Rick Scott's decision to appoint a pro-business corporate executive to the South Florida Water Management District's governing board is not exactly stunning. This is the governor, after all, who declared Florida "open for business."
But Timothy Sargent, an at-large member who now represents Broward, Palm Beach, Miami-Dade, and three other counties on the water board, is no ordinary businessman. He's a chief financial officer for Huizenga Holdings Inc., the real estate conglomerate founded by billionaire Wayne Huizenga that owns marinas and yacht-related companies in Florida.
Coincidentally, a Huizenga-owned company, Rybovich, is planning to build a yacht-repair center in Riviera Beach and needs to dredge the area to make room for megayachts.
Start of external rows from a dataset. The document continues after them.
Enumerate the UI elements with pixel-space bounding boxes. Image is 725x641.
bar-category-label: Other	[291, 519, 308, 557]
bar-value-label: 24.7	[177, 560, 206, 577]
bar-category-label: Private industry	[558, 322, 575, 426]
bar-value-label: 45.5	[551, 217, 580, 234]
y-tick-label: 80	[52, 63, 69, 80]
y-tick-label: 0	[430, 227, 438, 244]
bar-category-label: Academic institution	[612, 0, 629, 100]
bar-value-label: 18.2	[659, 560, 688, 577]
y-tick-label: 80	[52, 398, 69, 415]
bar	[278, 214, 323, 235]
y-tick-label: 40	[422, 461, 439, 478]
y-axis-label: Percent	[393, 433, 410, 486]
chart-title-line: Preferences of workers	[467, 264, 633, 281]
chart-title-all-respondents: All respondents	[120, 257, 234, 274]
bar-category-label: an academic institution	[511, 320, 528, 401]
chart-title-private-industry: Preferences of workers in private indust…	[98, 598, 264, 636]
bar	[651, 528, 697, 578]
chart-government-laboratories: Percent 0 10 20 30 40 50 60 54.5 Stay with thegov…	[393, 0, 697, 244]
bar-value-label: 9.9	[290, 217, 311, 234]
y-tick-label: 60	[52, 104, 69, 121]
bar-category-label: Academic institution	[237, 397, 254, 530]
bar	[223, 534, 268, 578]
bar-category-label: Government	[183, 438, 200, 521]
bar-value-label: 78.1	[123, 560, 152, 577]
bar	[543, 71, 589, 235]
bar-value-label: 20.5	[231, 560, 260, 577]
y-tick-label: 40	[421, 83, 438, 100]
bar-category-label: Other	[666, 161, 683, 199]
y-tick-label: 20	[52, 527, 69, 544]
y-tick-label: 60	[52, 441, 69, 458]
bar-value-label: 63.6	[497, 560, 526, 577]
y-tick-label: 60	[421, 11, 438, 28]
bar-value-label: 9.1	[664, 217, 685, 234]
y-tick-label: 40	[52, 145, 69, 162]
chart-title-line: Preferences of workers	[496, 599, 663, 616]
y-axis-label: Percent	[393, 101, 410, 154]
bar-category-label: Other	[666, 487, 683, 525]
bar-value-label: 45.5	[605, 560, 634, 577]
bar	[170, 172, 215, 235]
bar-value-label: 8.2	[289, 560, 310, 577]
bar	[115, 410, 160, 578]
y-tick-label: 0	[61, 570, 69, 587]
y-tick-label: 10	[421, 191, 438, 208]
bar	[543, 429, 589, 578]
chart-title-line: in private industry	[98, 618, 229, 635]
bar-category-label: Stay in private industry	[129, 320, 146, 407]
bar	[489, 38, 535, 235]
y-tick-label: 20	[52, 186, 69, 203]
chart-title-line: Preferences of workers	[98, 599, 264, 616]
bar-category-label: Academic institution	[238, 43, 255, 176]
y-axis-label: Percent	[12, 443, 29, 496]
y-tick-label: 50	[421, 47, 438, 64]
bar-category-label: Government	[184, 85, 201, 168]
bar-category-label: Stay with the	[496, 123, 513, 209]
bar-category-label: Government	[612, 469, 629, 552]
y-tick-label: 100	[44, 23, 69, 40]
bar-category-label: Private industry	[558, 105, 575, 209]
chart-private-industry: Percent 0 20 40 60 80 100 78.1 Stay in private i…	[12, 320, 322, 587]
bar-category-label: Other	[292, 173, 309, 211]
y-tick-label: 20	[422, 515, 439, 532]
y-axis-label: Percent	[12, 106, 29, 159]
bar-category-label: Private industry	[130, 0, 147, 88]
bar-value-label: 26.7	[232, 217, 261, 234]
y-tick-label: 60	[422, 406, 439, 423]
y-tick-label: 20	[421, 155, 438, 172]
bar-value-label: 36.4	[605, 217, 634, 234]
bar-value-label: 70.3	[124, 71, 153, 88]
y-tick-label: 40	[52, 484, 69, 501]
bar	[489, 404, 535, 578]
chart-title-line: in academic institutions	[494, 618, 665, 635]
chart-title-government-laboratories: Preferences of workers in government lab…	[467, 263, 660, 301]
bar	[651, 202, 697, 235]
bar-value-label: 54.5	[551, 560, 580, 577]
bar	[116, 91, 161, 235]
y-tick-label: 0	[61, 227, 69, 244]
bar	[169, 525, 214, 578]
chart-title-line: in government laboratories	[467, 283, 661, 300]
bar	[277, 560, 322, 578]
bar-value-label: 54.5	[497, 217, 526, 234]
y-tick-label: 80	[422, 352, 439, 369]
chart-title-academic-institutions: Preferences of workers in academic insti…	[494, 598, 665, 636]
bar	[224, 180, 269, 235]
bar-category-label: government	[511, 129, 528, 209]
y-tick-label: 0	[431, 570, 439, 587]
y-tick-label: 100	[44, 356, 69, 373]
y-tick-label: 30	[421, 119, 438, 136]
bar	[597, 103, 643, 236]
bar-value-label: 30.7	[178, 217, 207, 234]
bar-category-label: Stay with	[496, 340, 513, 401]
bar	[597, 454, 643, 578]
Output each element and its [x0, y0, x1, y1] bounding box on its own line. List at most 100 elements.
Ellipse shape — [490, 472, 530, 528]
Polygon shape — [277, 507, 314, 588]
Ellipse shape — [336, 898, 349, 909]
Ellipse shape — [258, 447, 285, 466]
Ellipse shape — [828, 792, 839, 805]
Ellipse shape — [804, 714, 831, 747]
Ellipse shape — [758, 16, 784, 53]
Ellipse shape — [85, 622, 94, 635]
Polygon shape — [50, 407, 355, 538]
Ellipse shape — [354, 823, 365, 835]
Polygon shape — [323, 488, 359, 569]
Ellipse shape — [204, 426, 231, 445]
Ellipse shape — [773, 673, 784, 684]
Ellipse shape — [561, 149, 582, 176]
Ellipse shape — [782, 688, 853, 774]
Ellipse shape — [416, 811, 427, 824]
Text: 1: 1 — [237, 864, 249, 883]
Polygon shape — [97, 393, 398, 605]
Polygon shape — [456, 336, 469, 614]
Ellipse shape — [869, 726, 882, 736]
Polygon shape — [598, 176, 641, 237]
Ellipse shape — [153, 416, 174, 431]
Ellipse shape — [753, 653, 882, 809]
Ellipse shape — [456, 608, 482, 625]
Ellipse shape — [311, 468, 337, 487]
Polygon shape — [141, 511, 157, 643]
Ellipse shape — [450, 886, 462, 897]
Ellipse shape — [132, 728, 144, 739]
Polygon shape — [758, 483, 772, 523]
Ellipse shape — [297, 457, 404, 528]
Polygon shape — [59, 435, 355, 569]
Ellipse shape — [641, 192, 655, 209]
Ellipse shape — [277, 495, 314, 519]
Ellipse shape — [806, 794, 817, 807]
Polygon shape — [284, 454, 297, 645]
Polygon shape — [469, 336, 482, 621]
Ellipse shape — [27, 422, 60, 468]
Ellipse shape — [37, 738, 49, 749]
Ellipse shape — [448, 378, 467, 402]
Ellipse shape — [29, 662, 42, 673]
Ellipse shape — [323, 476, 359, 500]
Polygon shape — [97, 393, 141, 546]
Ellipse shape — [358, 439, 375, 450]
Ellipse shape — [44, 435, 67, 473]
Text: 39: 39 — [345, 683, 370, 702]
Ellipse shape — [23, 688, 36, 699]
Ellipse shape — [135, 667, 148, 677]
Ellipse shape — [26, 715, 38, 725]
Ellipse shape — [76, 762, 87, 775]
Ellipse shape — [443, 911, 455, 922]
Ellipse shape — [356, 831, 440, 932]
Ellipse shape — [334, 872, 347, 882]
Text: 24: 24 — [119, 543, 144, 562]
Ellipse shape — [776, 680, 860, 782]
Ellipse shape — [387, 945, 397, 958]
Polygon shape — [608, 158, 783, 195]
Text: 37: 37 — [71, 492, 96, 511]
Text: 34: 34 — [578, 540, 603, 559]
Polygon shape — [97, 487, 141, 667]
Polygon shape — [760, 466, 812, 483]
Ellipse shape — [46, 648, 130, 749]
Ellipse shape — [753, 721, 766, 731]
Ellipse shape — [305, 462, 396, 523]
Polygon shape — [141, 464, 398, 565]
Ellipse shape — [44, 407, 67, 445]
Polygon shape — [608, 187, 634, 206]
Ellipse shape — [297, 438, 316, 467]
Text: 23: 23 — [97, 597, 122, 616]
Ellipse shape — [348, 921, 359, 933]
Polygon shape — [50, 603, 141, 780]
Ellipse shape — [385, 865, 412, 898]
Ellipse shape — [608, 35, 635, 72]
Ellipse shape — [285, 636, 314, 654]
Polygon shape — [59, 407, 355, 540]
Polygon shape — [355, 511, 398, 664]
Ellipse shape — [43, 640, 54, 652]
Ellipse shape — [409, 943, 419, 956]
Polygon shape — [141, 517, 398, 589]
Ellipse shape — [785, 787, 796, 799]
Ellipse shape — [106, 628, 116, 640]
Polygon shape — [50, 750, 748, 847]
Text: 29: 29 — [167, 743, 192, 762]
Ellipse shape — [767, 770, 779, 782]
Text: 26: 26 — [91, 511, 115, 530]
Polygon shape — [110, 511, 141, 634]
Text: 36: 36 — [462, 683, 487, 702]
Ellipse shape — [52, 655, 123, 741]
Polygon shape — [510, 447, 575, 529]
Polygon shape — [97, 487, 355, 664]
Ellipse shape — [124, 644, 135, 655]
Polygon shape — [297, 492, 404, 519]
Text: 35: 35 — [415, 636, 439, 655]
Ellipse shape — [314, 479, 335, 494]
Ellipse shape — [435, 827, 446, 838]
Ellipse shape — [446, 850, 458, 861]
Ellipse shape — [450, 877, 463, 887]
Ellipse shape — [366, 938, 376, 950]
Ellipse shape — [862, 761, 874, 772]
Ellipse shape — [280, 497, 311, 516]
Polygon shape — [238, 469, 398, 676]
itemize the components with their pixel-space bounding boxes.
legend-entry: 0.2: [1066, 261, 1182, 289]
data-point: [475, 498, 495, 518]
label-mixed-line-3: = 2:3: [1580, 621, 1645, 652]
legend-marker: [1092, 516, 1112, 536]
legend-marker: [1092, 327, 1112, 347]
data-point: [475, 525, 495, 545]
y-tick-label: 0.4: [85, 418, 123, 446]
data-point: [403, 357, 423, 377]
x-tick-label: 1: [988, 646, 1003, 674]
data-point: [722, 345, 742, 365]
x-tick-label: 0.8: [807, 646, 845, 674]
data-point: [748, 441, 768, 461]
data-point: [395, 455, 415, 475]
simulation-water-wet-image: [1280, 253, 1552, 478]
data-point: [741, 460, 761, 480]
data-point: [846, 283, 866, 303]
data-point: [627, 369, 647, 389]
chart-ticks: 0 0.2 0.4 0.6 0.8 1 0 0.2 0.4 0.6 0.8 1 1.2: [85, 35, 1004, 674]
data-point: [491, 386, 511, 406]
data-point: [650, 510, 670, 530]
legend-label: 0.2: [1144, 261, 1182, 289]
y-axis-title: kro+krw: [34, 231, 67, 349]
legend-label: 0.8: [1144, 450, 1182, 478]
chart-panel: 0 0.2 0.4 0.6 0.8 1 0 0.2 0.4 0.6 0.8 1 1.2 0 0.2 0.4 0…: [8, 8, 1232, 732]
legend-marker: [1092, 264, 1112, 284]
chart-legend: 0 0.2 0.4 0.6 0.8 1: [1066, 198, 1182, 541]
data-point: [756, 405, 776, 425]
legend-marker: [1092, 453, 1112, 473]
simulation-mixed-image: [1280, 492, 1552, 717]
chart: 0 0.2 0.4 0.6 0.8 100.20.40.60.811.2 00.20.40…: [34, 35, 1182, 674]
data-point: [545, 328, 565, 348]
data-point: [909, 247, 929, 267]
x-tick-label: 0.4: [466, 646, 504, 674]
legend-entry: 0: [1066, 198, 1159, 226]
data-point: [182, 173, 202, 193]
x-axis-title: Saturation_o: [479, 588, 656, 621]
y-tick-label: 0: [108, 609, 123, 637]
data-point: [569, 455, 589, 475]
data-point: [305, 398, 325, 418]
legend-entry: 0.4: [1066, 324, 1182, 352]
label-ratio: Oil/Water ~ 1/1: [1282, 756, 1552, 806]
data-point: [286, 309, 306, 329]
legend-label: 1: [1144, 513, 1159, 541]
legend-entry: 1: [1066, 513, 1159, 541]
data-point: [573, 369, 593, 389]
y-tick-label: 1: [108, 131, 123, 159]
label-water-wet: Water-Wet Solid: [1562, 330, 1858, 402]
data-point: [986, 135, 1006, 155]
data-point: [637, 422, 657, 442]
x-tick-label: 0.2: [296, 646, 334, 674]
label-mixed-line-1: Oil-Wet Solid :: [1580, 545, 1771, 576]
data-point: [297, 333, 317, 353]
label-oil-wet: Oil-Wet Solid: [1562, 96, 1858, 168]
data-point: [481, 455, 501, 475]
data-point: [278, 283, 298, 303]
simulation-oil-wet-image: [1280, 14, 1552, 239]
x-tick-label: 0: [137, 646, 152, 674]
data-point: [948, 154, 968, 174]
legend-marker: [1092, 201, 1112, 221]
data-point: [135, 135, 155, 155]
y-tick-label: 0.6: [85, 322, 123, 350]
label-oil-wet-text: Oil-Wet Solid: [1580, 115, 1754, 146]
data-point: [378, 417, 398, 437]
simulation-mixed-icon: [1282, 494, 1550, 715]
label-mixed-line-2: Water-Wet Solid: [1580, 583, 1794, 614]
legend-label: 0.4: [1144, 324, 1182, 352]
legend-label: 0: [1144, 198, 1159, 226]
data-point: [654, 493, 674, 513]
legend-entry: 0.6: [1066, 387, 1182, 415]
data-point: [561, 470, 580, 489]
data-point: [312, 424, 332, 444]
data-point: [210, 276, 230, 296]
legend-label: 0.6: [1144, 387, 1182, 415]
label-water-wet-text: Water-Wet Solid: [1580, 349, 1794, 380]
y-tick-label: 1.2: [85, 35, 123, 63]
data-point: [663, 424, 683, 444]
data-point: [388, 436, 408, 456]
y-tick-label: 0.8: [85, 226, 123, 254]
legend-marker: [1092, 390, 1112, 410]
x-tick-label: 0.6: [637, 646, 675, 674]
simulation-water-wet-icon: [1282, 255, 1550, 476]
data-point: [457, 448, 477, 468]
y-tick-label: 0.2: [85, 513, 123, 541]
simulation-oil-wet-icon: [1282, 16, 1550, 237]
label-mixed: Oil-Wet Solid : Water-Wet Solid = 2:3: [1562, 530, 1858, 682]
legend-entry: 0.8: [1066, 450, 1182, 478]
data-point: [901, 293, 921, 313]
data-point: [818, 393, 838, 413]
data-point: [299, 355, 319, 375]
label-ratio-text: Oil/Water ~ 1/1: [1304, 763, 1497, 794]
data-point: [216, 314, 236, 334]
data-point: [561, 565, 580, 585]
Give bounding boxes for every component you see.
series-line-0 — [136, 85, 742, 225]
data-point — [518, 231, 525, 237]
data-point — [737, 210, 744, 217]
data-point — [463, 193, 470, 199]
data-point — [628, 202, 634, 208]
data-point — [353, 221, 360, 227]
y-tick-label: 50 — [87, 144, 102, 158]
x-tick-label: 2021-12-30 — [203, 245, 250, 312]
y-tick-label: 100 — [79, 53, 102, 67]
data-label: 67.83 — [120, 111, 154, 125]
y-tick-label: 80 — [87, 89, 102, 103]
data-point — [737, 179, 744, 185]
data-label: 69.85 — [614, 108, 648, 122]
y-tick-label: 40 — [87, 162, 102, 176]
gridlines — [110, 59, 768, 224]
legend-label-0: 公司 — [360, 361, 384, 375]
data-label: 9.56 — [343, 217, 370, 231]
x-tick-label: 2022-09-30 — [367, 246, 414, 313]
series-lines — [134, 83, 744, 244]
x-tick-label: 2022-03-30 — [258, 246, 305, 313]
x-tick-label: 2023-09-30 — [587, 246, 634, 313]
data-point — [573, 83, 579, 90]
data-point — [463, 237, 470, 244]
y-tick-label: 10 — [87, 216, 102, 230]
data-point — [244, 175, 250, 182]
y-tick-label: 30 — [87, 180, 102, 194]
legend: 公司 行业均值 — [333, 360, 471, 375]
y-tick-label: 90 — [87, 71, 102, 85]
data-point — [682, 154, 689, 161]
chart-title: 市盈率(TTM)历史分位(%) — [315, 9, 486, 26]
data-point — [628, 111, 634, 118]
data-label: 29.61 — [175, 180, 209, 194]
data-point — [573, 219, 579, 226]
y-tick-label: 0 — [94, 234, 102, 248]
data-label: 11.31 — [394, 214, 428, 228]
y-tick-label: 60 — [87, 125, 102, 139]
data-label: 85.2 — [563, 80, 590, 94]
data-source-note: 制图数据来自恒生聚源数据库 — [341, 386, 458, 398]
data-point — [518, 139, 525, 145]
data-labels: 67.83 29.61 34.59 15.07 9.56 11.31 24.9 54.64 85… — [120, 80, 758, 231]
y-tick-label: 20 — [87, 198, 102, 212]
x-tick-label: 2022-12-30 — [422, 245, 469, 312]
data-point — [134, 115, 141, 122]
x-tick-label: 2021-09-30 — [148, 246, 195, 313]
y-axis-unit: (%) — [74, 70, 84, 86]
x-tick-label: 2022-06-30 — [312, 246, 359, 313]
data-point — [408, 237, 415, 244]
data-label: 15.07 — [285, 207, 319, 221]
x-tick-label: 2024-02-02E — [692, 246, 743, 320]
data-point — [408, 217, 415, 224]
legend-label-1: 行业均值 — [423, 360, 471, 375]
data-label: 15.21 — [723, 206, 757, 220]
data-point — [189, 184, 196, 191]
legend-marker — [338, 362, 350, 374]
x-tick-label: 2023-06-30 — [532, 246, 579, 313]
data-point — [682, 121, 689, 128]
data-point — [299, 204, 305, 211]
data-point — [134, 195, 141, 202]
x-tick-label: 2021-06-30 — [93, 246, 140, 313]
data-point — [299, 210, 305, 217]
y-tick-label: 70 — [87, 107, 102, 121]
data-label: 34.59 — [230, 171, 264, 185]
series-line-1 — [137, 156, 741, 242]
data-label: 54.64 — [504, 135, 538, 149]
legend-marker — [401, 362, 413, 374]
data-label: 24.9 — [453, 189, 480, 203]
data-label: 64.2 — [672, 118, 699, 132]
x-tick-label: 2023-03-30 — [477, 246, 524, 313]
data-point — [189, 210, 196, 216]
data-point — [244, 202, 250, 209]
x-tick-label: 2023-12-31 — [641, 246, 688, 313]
The dredging will require permission from the Florida Department of Environmental Protection and the U.S. Army Corps of Engineers -- government
agencies that work closely with the water management district.
Now that Sargent sits on the board of a major environmental agency -- the water management district -- will Rybovich get special treatment? Will Sargent's rulings on water issues impact Huizenga's other marina deals?
Only time will tell. But one thing is clear: Appointing a real estate developer to the board that protects South Florida's water resources is akin to putting a tobacco exec on the board of the American Cancer Society. Somewhere along the line, comparisons to foxes and hen houses are inevitable.